JUSTICE. Le tribunal administratif de Saint-Denis de la Réunion a annulé l'arrêté préfectoral d'exploitation d'une carrière dont les roches devaient servir à la construction d'une digue. Une décision qui va retarder de plusieurs mois la fin de ce titanesque chantier dont la livraison était attendue pour 2022. Précisions.
Si la partie viaduc de 5,6 km a été récemment terminée, la Nouvelle Route du Littoral à la Réunion est encore loin d'être achevée. D'autant plus que le tribunal administratif de l'île vient d'annuler l'arrêté préfectoral qui autorisait l'exploitation de la carrière de Bois Blanc, dont les matériaux devaient servir d'enrochement à la future digue du côté de la Possession. Le tribunal a également suspendu l'autorisation de défrichement préalable à l'exploitation de cette carrière, publiée à la fin de 2018.
Des requêtes avaient été déposées par la Société réunionnaise pour l'étude et la protection de l'environnement (Srepen) et par la mairie de Saint-Leu, où se trouve la carrière. Elles se basaient sur "les nuisances importantes pour la population, les atteintes graves à l'environnement et à la biodiversité". Des arguments qui ont convaincu la juridiction administrative qui explique : "L'exécution de la décision préfectorale serait de nature à porter une atteinte grave et immédiate aux intérêts qu'entendent défendre la Srepen et la commune". Avant d'ajouter : "Le projet de la Nouvelle Route du Littoral se caractérise par l'absence d'une réelle réflexion sur les moyens d'approvisionnement à mettre en œuvre pour réaliser la partie digue de l'ouvrage". En effet, sans les roches extraites de Bois Blanc, la dernière digue ne pourra pas se faire à moins d'importer des blocs par la mer d'un autre territoire… Une solution longue, coûteuse et complexe.
Pas de pierres, pas de construction. Pas de construction, pas de digue…
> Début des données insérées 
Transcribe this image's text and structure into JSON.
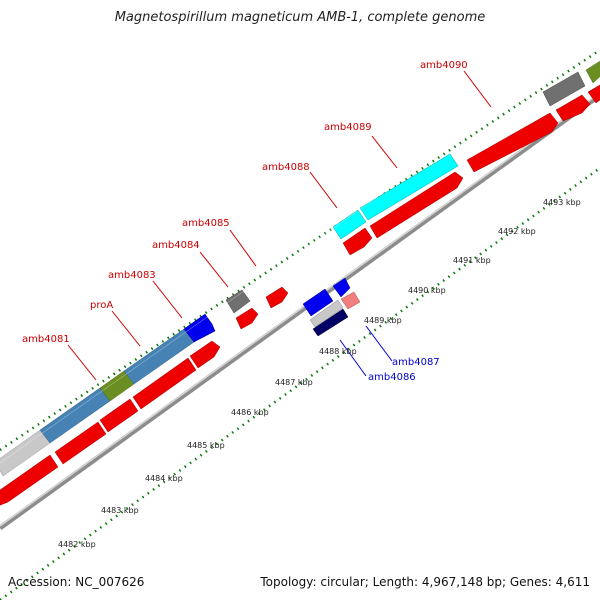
{
  "title": "Magnetospirillum magneticum AMB-1, complete genome",
  "footer": {
    "accession": "Accession: NC_007626",
    "genome_info": "Topology: circular; Length: 4,967,148 bp; Genes: 4,611"
  },
  "colors": {
    "forward_label": "#cc0000",
    "reverse_label": "#0000cc",
    "cds": "#ff0000",
    "gene_cyan": "#00ffff",
    "gene_blue": "#0000ee",
    "gene_steelblue": "#4682b4",
    "gene_olive": "#6b8e23",
    "gene_gray": "#707070",
    "gene_lightgray": "#c0c0c0",
    "gene_navy": "#000066",
    "gene_pink": "#f08080",
    "tick": "#006400",
    "backbone": "#9a9a9a"
  },
  "scale_labels": [
    "4482 kbp",
    "4483 kbp",
    "4484 kbp",
    "4485 kbp",
    "4486 kbp",
    "4487 kbp",
    "4488 kbp",
    "4489 kbp",
    "4490 kbp",
    "4491 kbp",
    "4492 kbp",
    "4493 kbp"
  ],
  "forward_genes": [
    "amb4081",
    "proA",
    "amb4083",
    "amb4084",
    "amb4085",
    "amb4088",
    "amb4089",
    "amb4090"
  ],
  "reverse_genes": [
    "amb4086",
    "amb4087"
  ]
}
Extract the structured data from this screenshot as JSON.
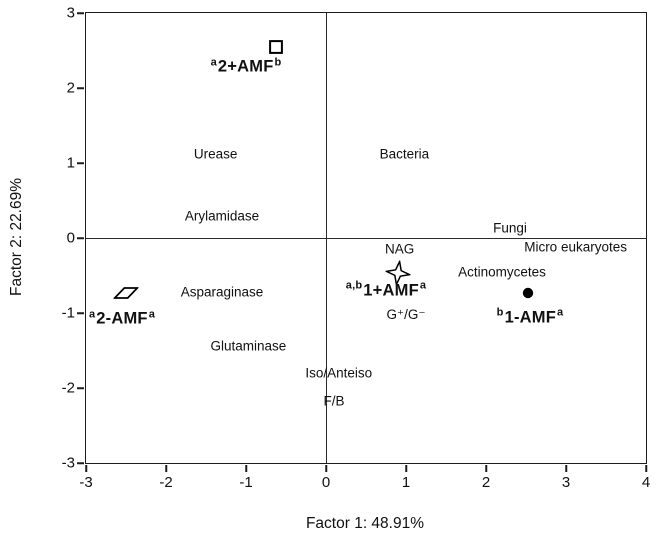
{
  "figure": {
    "background": "#ffffff",
    "frame_color": "#1c1c1c",
    "marker_color": "#000000"
  },
  "chart_data": {
    "type": "scatter",
    "title": "",
    "xlabel": "Factor 1: 48.91%",
    "ylabel": "Factor 2: 22.69%",
    "xlim": [
      -3,
      4
    ],
    "ylim": [
      -3,
      3
    ],
    "xticks": [
      -3,
      -2,
      -1,
      0,
      1,
      2,
      3,
      4
    ],
    "yticks": [
      -3,
      -2,
      -1,
      0,
      1,
      2,
      3
    ],
    "grid": false,
    "zero_lines": true,
    "legend": "none",
    "points": [
      {
        "id": "treatment-2-plus-amf",
        "marker": "open-square",
        "x": -0.62,
        "y": 2.55,
        "label": {
          "pre_sup": "a",
          "text": "2+AMF",
          "post_sup": "b",
          "x": -1.0,
          "y": 2.28
        }
      },
      {
        "id": "treatment-2-minus-amf",
        "marker": "parallelogram",
        "x": -2.5,
        "y": -0.73,
        "label": {
          "pre_sup": "a",
          "text": "2-AMF",
          "post_sup": "a",
          "x": -2.55,
          "y": -1.08
        }
      },
      {
        "id": "treatment-1-plus-amf",
        "marker": "open-star",
        "x": 0.9,
        "y": -0.46,
        "label": {
          "pre_sup": "a,b",
          "text": "1+AMF",
          "post_sup": "a",
          "x": 0.75,
          "y": -0.7
        }
      },
      {
        "id": "treatment-1-minus-amf",
        "marker": "filled-circle",
        "x": 2.52,
        "y": -0.73,
        "label": {
          "pre_sup": "b",
          "text": "1-AMF",
          "post_sup": "a",
          "x": 2.55,
          "y": -1.06
        }
      }
    ],
    "text_labels": [
      {
        "id": "urease",
        "text": "Urease",
        "x": -1.38,
        "y": 1.12
      },
      {
        "id": "arylamidase",
        "text": "Arylamidase",
        "x": -1.3,
        "y": 0.3
      },
      {
        "id": "asparaginase",
        "text": "Asparaginase",
        "x": -1.3,
        "y": -0.72
      },
      {
        "id": "glutaminase",
        "text": "Glutaminase",
        "x": -0.97,
        "y": -1.44
      },
      {
        "id": "bacteria",
        "text": "Bacteria",
        "x": 0.98,
        "y": 1.12
      },
      {
        "id": "nag",
        "text": "NAG",
        "x": 0.92,
        "y": -0.14
      },
      {
        "id": "fungi",
        "text": "Fungi",
        "x": 2.3,
        "y": 0.13
      },
      {
        "id": "micro-eukaryotes",
        "text": "Micro eukaryotes",
        "x": 3.12,
        "y": -0.12
      },
      {
        "id": "actinomycetes",
        "text": "Actinomycetes",
        "x": 2.2,
        "y": -0.45
      },
      {
        "id": "gram-ratio",
        "text": "G⁺/G⁻",
        "x": 1.0,
        "y": -1.02
      },
      {
        "id": "iso-anteiso",
        "text": "Iso/Anteiso",
        "x": 0.16,
        "y": -1.8
      },
      {
        "id": "fb-ratio",
        "text": "F/B",
        "x": 0.1,
        "y": -2.17
      }
    ]
  }
}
L'an passé au mois de juin, le vice-président de la région nous expliquait : "Le planning est en retard, et la livraison globale interviendra avec deux années de plus que prévu. Le dépassement de budget prévisionnel n'est toutefois que de +15 % soit des montants supplémentaires de 200 à 250 M€. Il y a de nombreux recours, ce qui est la vie normale d'un chantier de cette taille. Mais nous resterons sous la barre des 2 Mrds €". Le dernier budget était en effet fixé à 1,65 Mrd € (dont 600 M€ viennent d'un emprunt à la BEI, 500 M€ de subventions de l'Etat, 245 M€ de remboursements de TVA et plus de 160 M€ du fonds Feder européen). Cependant, compte tenu de la nouvelle décision de justice, plusieurs mois de décalage pourraient venir s'ajouter au calendrier. Le Conseil régional a annoncé qu'il s'associerait "à l'Etat dans l'hypothèse d'un pourvoi en cassation au Conseil d'Etat". La livraison de l'ensemble de la route - viaducs et digues - pourrait finalement n'intervenir qu'en 2025. Il faut noter que l'attribution des marchés fait également l'objet d'une procédure d'enquête, menée par le parquet national financier, pour des soupçons de corruption, favoritisme et trafic d'influence. Rappelons que tous les majors du BTP sont présents : Vinci Construction et Bouygues TP (plus Dodin Campenon Bernard et Demathieu Bard) pour le viaduc et Grands Travaux de l'Océan Indien (filiale de Colas) et SBTPC (filiale de Vinci) pour les digues situées aux extrémités du tracé. Le petit viaduc de la Grande Chaloupe avait été attribué à Eiffage TP, Razel Bec, Saipem, NGE et Guintoli.